This holiday is associated with the coming of the Lord after 40 days of his birth. The Armenian Church celebrates this holiday, 40 days after January 6 – February 14th. The main ceremony consists of a lit bonfire, symbolizing the coming of spring.
The Armenian national holiday Trndez celebrated annually on February 14, is very similar to Russian Maslenitsa, but with elements of Catholic Valentine’s Day, since the main characters of this day are lovers.
At first, Trndez was a pagan holiday in the ritual of fire worshipers and was called Derendez, which means “sheaf of hay in front of your house” in Armenian symbolizing a wish for a good harvest.

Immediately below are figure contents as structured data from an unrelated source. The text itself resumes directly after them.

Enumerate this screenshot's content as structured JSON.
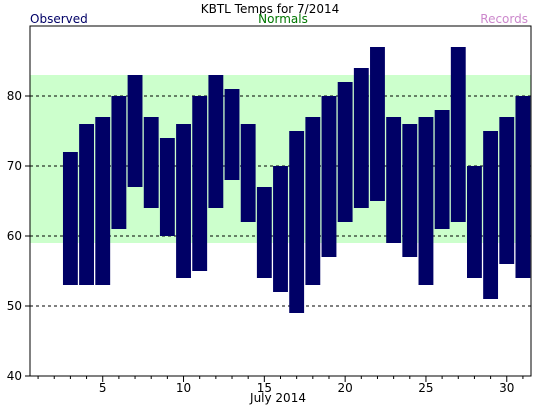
{
  "chart_data": {
    "type": "bar",
    "title": "KBTL Temps for 7/2014",
    "legend": {
      "observed": "Observed",
      "normals": "Normals",
      "records": "Records"
    },
    "xlabel": "July 2014",
    "x_ticks": [
      5,
      10,
      15,
      20,
      25,
      30
    ],
    "y_ticks": [
      40,
      50,
      60,
      70,
      80
    ],
    "xlim": [
      0.5,
      31.5
    ],
    "ylim": [
      40,
      90
    ],
    "grid": "horizontal dashed at 50, 60, 70, 80",
    "normals_band": {
      "low": 59,
      "high": 83
    },
    "series": [
      {
        "name": "Observed",
        "days": [
          3,
          4,
          5,
          6,
          7,
          8,
          9,
          10,
          11,
          12,
          13,
          14,
          15,
          16,
          17,
          18,
          19,
          20,
          21,
          22,
          23,
          24,
          25,
          26,
          27,
          28,
          29,
          30,
          31
        ],
        "high": [
          72,
          76,
          77,
          80,
          83,
          77,
          74,
          76,
          80,
          83,
          81,
          76,
          67,
          70,
          75,
          77,
          80,
          82,
          84,
          87,
          77,
          76,
          77,
          78,
          87,
          70,
          75,
          77,
          80
        ],
        "low": [
          53,
          53,
          53,
          61,
          67,
          64,
          60,
          54,
          55,
          64,
          68,
          62,
          54,
          52,
          49,
          53,
          57,
          62,
          64,
          65,
          59,
          57,
          53,
          61,
          62,
          54,
          51,
          56,
          54
        ]
      }
    ],
    "colors": {
      "observed": "#000066",
      "normals_fill": "#ccffcc",
      "normals_text": "#007700",
      "records_text": "#cc88cc",
      "title": "#000000"
    }
  }
}
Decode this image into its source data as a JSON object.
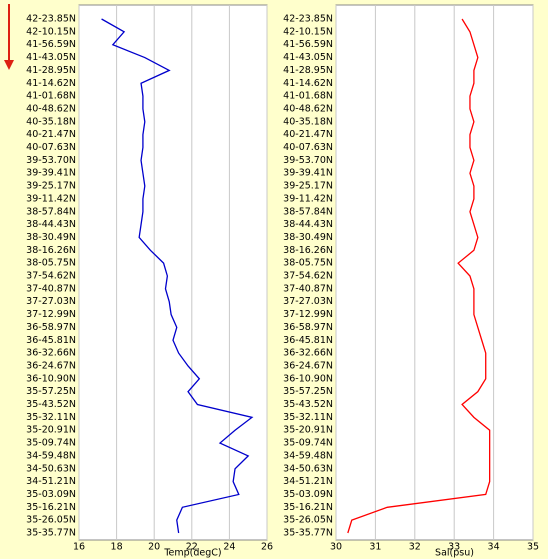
{
  "chart_data": [
    {
      "type": "line",
      "xlabel": "Temp(degC)",
      "categories": [
        "42-23.85N",
        "42-10.15N",
        "41-56.59N",
        "41-43.05N",
        "41-28.95N",
        "41-14.62N",
        "41-01.68N",
        "40-48.62N",
        "40-35.18N",
        "40-21.47N",
        "40-07.63N",
        "39-53.70N",
        "39-39.41N",
        "39-25.17N",
        "39-11.42N",
        "38-57.84N",
        "38-44.43N",
        "38-30.49N",
        "38-16.26N",
        "38-05.75N",
        "37-54.62N",
        "37-40.87N",
        "37-27.03N",
        "37-12.99N",
        "36-58.97N",
        "36-45.81N",
        "36-32.66N",
        "36-24.67N",
        "36-10.90N",
        "35-57.25N",
        "35-43.52N",
        "35-32.11N",
        "35-20.91N",
        "35-09.74N",
        "34-59.48N",
        "34-50.63N",
        "34-51.21N",
        "35-03.09N",
        "35-16.21N",
        "35-26.05N",
        "35-35.77N"
      ],
      "values": [
        17.2,
        18.4,
        17.8,
        19.5,
        20.8,
        19.3,
        19.4,
        19.4,
        19.5,
        19.4,
        19.4,
        19.3,
        19.4,
        19.5,
        19.4,
        19.4,
        19.3,
        19.2,
        19.8,
        20.5,
        20.7,
        20.6,
        20.8,
        20.9,
        21.2,
        21.0,
        21.3,
        21.8,
        22.4,
        21.8,
        22.3,
        25.2,
        24.3,
        23.5,
        25.0,
        24.3,
        24.2,
        24.5,
        21.5,
        21.2,
        21.3
      ],
      "color": "#0000cc",
      "xlim": [
        16,
        26
      ],
      "xticks": [
        16,
        18,
        20,
        22,
        24,
        26
      ],
      "grid": true
    },
    {
      "type": "line",
      "xlabel": "Sal(psu)",
      "categories": [
        "42-23.85N",
        "42-10.15N",
        "41-56.59N",
        "41-43.05N",
        "41-28.95N",
        "41-14.62N",
        "41-01.68N",
        "40-48.62N",
        "40-35.18N",
        "40-21.47N",
        "40-07.63N",
        "39-53.70N",
        "39-39.41N",
        "39-25.17N",
        "39-11.42N",
        "38-57.84N",
        "38-44.43N",
        "38-30.49N",
        "38-16.26N",
        "38-05.75N",
        "37-54.62N",
        "37-40.87N",
        "37-27.03N",
        "37-12.99N",
        "36-58.97N",
        "36-45.81N",
        "36-32.66N",
        "36-24.67N",
        "36-10.90N",
        "35-57.25N",
        "35-43.52N",
        "35-32.11N",
        "35-20.91N",
        "35-09.74N",
        "34-59.48N",
        "34-50.63N",
        "34-51.21N",
        "35-03.09N",
        "35-16.21N",
        "35-26.05N",
        "35-35.77N"
      ],
      "values": [
        33.2,
        33.4,
        33.5,
        33.6,
        33.5,
        33.5,
        33.4,
        33.4,
        33.5,
        33.4,
        33.4,
        33.5,
        33.4,
        33.5,
        33.5,
        33.4,
        33.5,
        33.6,
        33.5,
        33.1,
        33.4,
        33.5,
        33.5,
        33.5,
        33.6,
        33.7,
        33.8,
        33.8,
        33.8,
        33.6,
        33.2,
        33.5,
        33.9,
        33.9,
        33.9,
        33.9,
        33.9,
        33.8,
        31.3,
        30.4,
        30.3
      ],
      "color": "#ff0000",
      "xlim": [
        30,
        35
      ],
      "xticks": [
        30,
        31,
        32,
        33,
        34,
        35
      ],
      "grid": true
    }
  ]
}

After the adoption of Christianity, the name of the holiday changed, and its essence as well. It began to be celebrated in honour of the Presentation of the Lord to the church (Tiarnndarach in Armenian), and the main participants of Trndez were young men and women – the newlyweds or those who are only going to tie their destinies into marriage.

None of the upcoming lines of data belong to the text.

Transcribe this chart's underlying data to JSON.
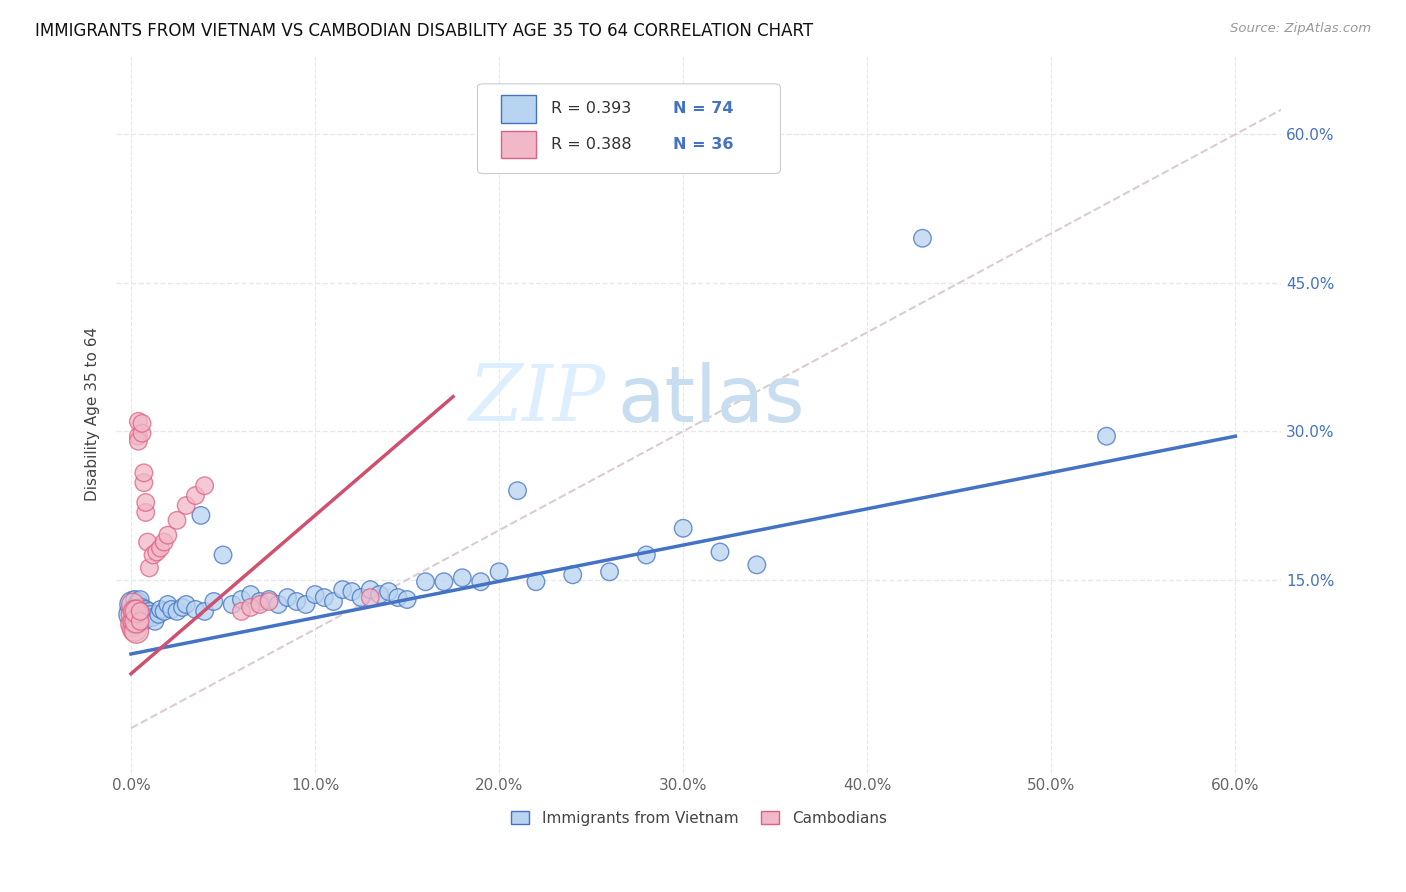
{
  "title": "IMMIGRANTS FROM VIETNAM VS CAMBODIAN DISABILITY AGE 35 TO 64 CORRELATION CHART",
  "source": "Source: ZipAtlas.com",
  "ylabel": "Disability Age 35 to 64",
  "xlim": [
    -0.008,
    0.625
  ],
  "ylim": [
    -0.045,
    0.68
  ],
  "xticks": [
    0.0,
    0.1,
    0.2,
    0.3,
    0.4,
    0.5,
    0.6
  ],
  "xtick_labels": [
    "0.0%",
    "10.0%",
    "20.0%",
    "30.0%",
    "40.0%",
    "50.0%",
    "60.0%"
  ],
  "yticks": [
    0.15,
    0.3,
    0.45,
    0.6
  ],
  "ytick_labels": [
    "15.0%",
    "30.0%",
    "45.0%",
    "60.0%"
  ],
  "legend_r1": "0.393",
  "legend_n1": "74",
  "legend_r2": "0.388",
  "legend_n2": "36",
  "color_vietnam_fill": "#b8d4f0",
  "color_cambodian_fill": "#f0b8c8",
  "color_vietnam_edge": "#4472c4",
  "color_cambodian_edge": "#e06080",
  "color_trend_blue": "#4472c4",
  "color_trend_pink": "#d05070",
  "color_diagonal": "#d8c8c8",
  "color_grid": "#e8e8e8",
  "color_rval": "#4472c4",
  "color_nval": "#4472c4",
  "watermark_zip": "ZIP",
  "watermark_atlas": "atlas",
  "watermark_color_zip": "#ddeeff",
  "watermark_color_atlas": "#c8ddf0",
  "background_color": "#ffffff",
  "vietnam_trend_x": [
    0.0,
    0.6
  ],
  "vietnam_trend_y": [
    0.075,
    0.295
  ],
  "cambodian_trend_x": [
    0.0,
    0.175
  ],
  "cambodian_trend_y": [
    0.055,
    0.335
  ],
  "vietnam_x": [
    0.001,
    0.001,
    0.002,
    0.002,
    0.002,
    0.003,
    0.003,
    0.003,
    0.004,
    0.004,
    0.004,
    0.005,
    0.005,
    0.005,
    0.006,
    0.006,
    0.007,
    0.007,
    0.008,
    0.008,
    0.009,
    0.01,
    0.01,
    0.011,
    0.012,
    0.013,
    0.015,
    0.016,
    0.018,
    0.02,
    0.022,
    0.025,
    0.028,
    0.03,
    0.035,
    0.038,
    0.04,
    0.045,
    0.05,
    0.055,
    0.06,
    0.065,
    0.07,
    0.075,
    0.08,
    0.085,
    0.09,
    0.095,
    0.1,
    0.105,
    0.11,
    0.115,
    0.12,
    0.125,
    0.13,
    0.135,
    0.14,
    0.145,
    0.15,
    0.16,
    0.17,
    0.18,
    0.19,
    0.2,
    0.21,
    0.22,
    0.24,
    0.26,
    0.28,
    0.3,
    0.32,
    0.34,
    0.43,
    0.53
  ],
  "vietnam_y": [
    0.115,
    0.125,
    0.11,
    0.12,
    0.13,
    0.105,
    0.115,
    0.125,
    0.108,
    0.118,
    0.128,
    0.11,
    0.12,
    0.13,
    0.112,
    0.122,
    0.108,
    0.118,
    0.11,
    0.12,
    0.115,
    0.112,
    0.118,
    0.115,
    0.112,
    0.108,
    0.115,
    0.12,
    0.118,
    0.125,
    0.12,
    0.118,
    0.122,
    0.125,
    0.12,
    0.215,
    0.118,
    0.128,
    0.175,
    0.125,
    0.13,
    0.135,
    0.128,
    0.13,
    0.125,
    0.132,
    0.128,
    0.125,
    0.135,
    0.132,
    0.128,
    0.14,
    0.138,
    0.132,
    0.14,
    0.135,
    0.138,
    0.132,
    0.13,
    0.148,
    0.148,
    0.152,
    0.148,
    0.158,
    0.24,
    0.148,
    0.155,
    0.158,
    0.175,
    0.202,
    0.178,
    0.165,
    0.495,
    0.295
  ],
  "cambodian_x": [
    0.001,
    0.001,
    0.001,
    0.002,
    0.002,
    0.002,
    0.003,
    0.003,
    0.003,
    0.004,
    0.004,
    0.004,
    0.005,
    0.005,
    0.006,
    0.006,
    0.007,
    0.007,
    0.008,
    0.008,
    0.009,
    0.01,
    0.012,
    0.014,
    0.016,
    0.018,
    0.02,
    0.025,
    0.03,
    0.035,
    0.04,
    0.06,
    0.065,
    0.07,
    0.075,
    0.13
  ],
  "cambodian_y": [
    0.105,
    0.115,
    0.125,
    0.1,
    0.108,
    0.118,
    0.098,
    0.108,
    0.118,
    0.295,
    0.31,
    0.29,
    0.108,
    0.118,
    0.298,
    0.308,
    0.248,
    0.258,
    0.218,
    0.228,
    0.188,
    0.162,
    0.175,
    0.178,
    0.182,
    0.188,
    0.195,
    0.21,
    0.225,
    0.235,
    0.245,
    0.118,
    0.122,
    0.125,
    0.128,
    0.132
  ],
  "vietnam_sizes": [
    400,
    350,
    200,
    180,
    160,
    200,
    180,
    160,
    200,
    180,
    160,
    200,
    180,
    160,
    160,
    160,
    160,
    160,
    160,
    160,
    160,
    160,
    160,
    160,
    160,
    160,
    160,
    160,
    160,
    160,
    160,
    160,
    160,
    160,
    160,
    160,
    160,
    160,
    160,
    160,
    160,
    160,
    160,
    160,
    160,
    160,
    160,
    160,
    160,
    160,
    160,
    160,
    160,
    160,
    160,
    160,
    160,
    160,
    160,
    160,
    160,
    160,
    160,
    160,
    160,
    160,
    160,
    160,
    160,
    160,
    160,
    160,
    160,
    160
  ],
  "cambodian_sizes": [
    300,
    280,
    260,
    300,
    280,
    260,
    300,
    280,
    260,
    160,
    160,
    160,
    160,
    160,
    160,
    160,
    160,
    160,
    160,
    160,
    160,
    160,
    160,
    160,
    160,
    160,
    160,
    160,
    160,
    160,
    160,
    160,
    160,
    160,
    160,
    160
  ]
}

After the festive liturgy in all the churches, the ritual of the newlyweds’ blessing is performed. An important attribute of the day is the fire, over which loving couples jump. It is believed that if they manage to jump without leaving each others’ hands, their family will be strong, and love will be eternal.
After the young couples, childless women jump over the fire hoping that the flames will help them get pregnant. In the end, all join hands and dance around the fire.
According to the old Armenian beliefs, a festive fire on this day provides well-being to those who jump over it. When the fire is extinguished, the remaining ashes are collected and spread across the fields.
And this ritual should bring a good harvest next fall. Currently, fire is not lit everywhere, but, in any case, young men and women walk in the evening through the streets, holding lighted candles.